Anschließend ging das Ehepaar zurück in die Schweiz. 1962 erhielt Thelen, als „Verfolgter des Naziregimes“ anerkannt, eine kleine Rente. Insgesamt lebte er 55 Jahre im Exil. Von dort schrieb er frei, spielerisch und fantasievoll (er beherrschte sechs Sprachen, auf deren Wortschatz er zurückgriff), abseits der literarischen Kategorien, was ihm später auch die abwertende Kritik „Emigrantendeutsch“ einbrachte. Nachdem sein zweiter Roman Der schwarze Herr Bahßetup (1956) keinen Anklang fand, zog Thelen sich zurück. Er schrieb zwar weiter, vor allem Gedichte und Briefe, geriet mit der Zeit jedoch in Vergessenheit und ist heute allenfalls Literaturkenner*innen ein Begriff

1986 gingen Albert Vigoleis Thelen und seine Ehefrau Beatrice Bruckner nach langer Weltreise gemeinsam in das Seniorenheim St. Cornelius in Viersen-Dülken, wo Thelen am 9. April im Alter von 85 Jahren verstarb.

Von Nina Höhne

Die Insel des zweiten Gesichts (Romanauszug)

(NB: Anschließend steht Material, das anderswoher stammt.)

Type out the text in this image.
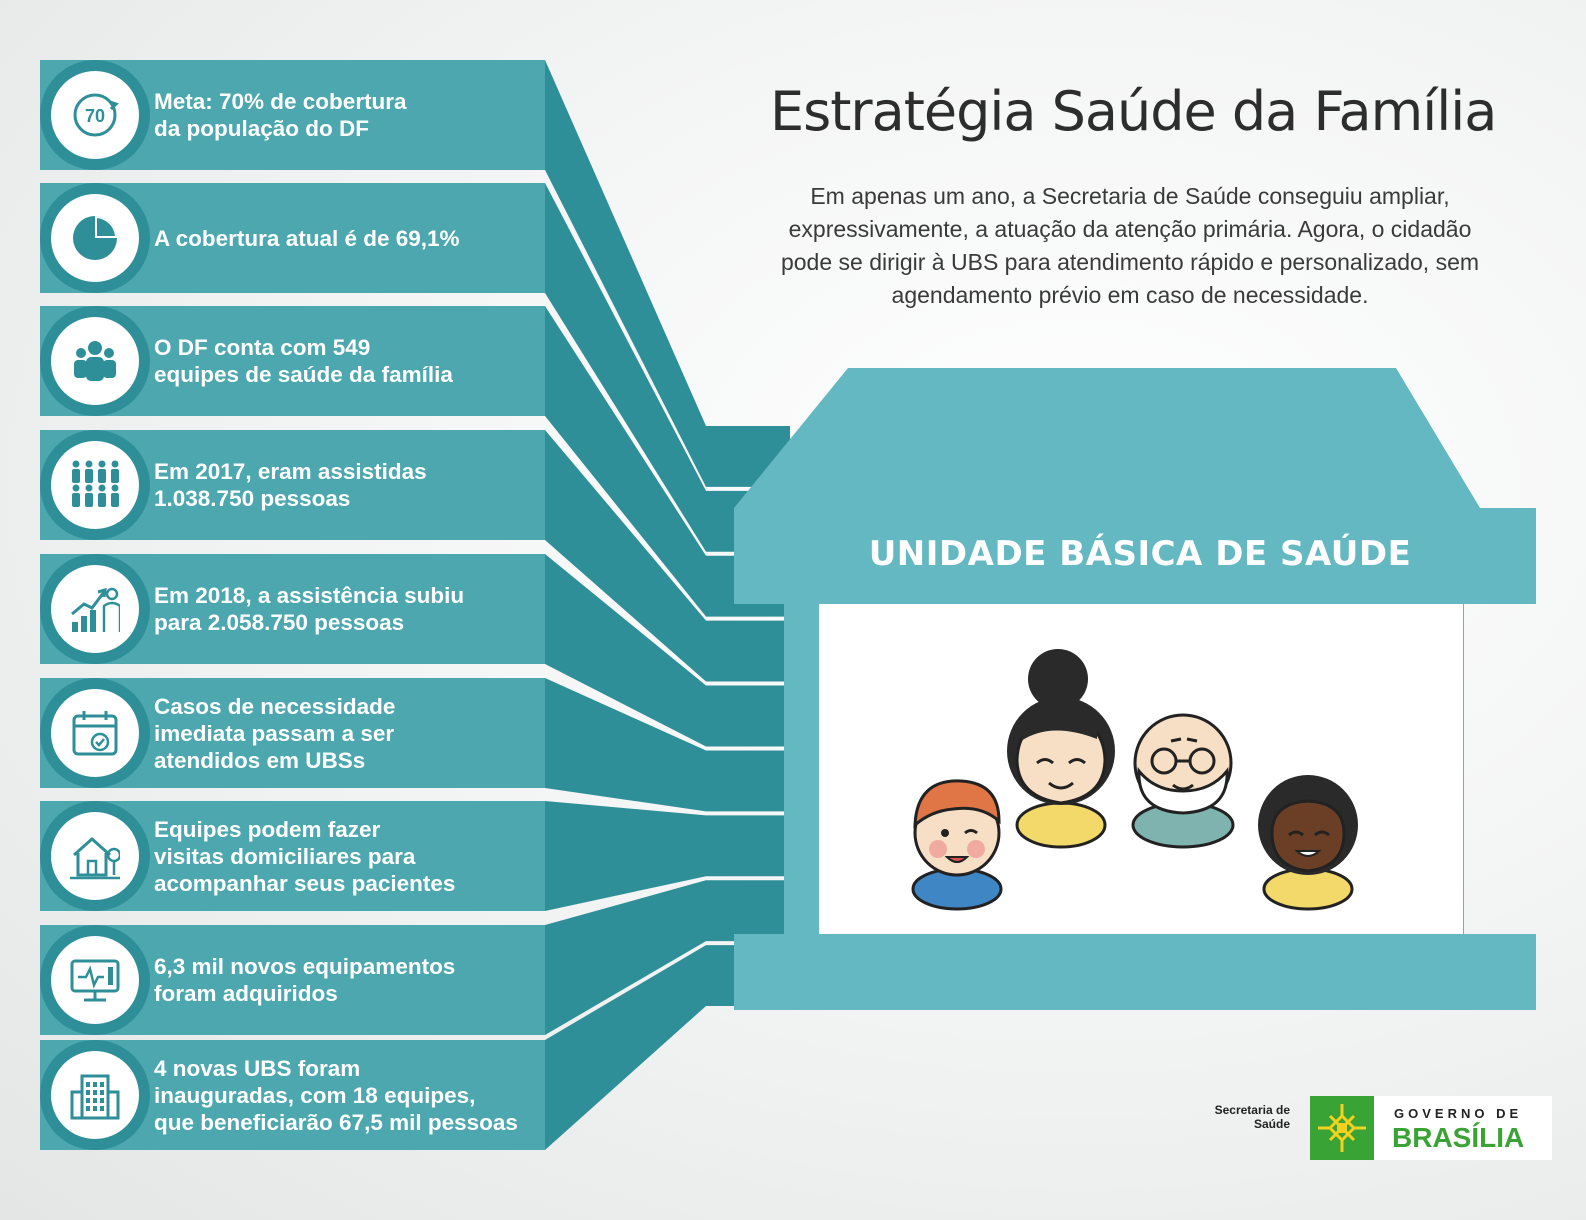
70
Meta: 70% de cobertura
da população do DF
A cobertura atual é de 69,1%
O DF conta com 549
equipes de saúde da família
Em 2017, eram assistidas
1.038.750 pessoas
Em 2018, a assistência subiu
para 2.058.750 pessoas
Casos de necessidade
imediata passam a ser
atendidos em UBSs
Equipes podem fazer
visitas domiciliares para
acompanhar seus pacientes
6,3 mil novos equipamentos
foram adquiridos
4 novas UBS foram
inauguradas, com 18 equipes,
que beneficiarão 67,5 mil pessoas
Estratégia Saúde da Família
Em apenas um ano, a Secretaria de Saúde conseguiu ampliar, expressivamente, a atuação da atenção primária. Agora, o cidadão pode se dirigir à UBS para atendimento rápido e personalizado, sem agendamento prévio em caso de necessidade.
UNIDADE BÁSICA DE SAÚDE
Secretaria de
Saúde
GOVERNO DE
BRASÍLIA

Der Freilichtzirkus hatte sein Programm abgewickelt, man brach die Zelte ab, packte den Troß zusammen, alles drängte sich an die Reling, um keine Szene von dem erregenden Schauspiel zu verlieren, das jede Hafeneinfahrt bietet.

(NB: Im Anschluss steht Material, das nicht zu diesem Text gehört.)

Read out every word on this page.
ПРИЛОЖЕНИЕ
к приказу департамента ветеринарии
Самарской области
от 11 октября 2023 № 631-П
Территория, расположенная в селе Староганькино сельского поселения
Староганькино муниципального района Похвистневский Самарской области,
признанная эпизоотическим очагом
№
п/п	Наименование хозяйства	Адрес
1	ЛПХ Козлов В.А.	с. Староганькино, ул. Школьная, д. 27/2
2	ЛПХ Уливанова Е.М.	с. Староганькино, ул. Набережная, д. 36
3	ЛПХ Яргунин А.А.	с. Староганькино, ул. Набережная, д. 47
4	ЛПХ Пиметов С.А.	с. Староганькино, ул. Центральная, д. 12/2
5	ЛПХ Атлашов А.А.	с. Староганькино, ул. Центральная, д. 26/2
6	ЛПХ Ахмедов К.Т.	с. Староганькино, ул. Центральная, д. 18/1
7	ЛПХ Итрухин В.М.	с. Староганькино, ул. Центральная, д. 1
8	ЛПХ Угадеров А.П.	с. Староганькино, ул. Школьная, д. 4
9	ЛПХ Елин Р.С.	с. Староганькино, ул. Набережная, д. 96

Ungefähr eine Stunde schon hatte die Kathedrale von Palma den Hintergrund des Bildes beherrscht, erst nur als großartiger Klotz, goldbraun, von der Sonne angeschienen, die Gliederung der Baute noch verborgen unter der alles gleichmachenden Lichtfülle. Je näher wir indessen kamen, um so deutlicher trat jedes Maßwerk in den Blick. Die mathematische Ordnung des Aufrisses wurde erkennbar. Der gotische Flug gen Himmel, ich entsinne mich gut dieses ersten Eindruckes, den ich näher kommend gewann, wird auf die Erde herabgezogen, er bleibt an den Stein und in den Stein gebannt, als wie auch selten der Vers eines iberischen Mystikers sich vom Wort loszulösen vermag. An die irdische Flur gebunden, steht diesem Geist der Himmel offener als in den sonnenarmen Zonen, wo Nebel schwelen und das Auge Dinge gewahrt und das Herz Dinge wähnt, die jenseits der Grenze von Erkenntnis und Liebe sind – wo man Gott nicht schaut.

(aus: Albert Vigoleis Thelen: Die Insel des zweiten Gesichts. Aus den angewandten Erinnerungen des Vigoleis. Diederichs Verlag, Düsseldorf 1953.)

 

Dank an die Hosenträger

Habe Dank, du Trägerin der Hose,
daß du hältst, was ohne dich sonst fiel.
Selbst in Zeiten, die moralisch lose,
gibt es mir ein sicheres Gefühl

für den Fall des allerschlimmsten Falles,
wo ins Rutschen kommt, was es nicht darf.
Denkst du noch an jedes Mal, wo alles
seine frechen Blicke nach mir warf

Und mich züchtigte ob meiner Blöße,
unverschuldet in des Traumes Wirren?
Schrecklich ahne ich der Schande Größe,
wenn sich die Begebenheiten irren

und im Wachsein an mir demonstrieren,
was im Subbewußten intrigiert –
dann bist du mit deinen Gummischnüren
die Gewähr, daß gar nichts sich verliert.

Habe Dank, du Trägerin der Hosen,
daß du hältst, was ohne dich sonst fiel,
du, Begehrlichste von allen Chosen
in dem Warenhaus für Galanterie und Spiel.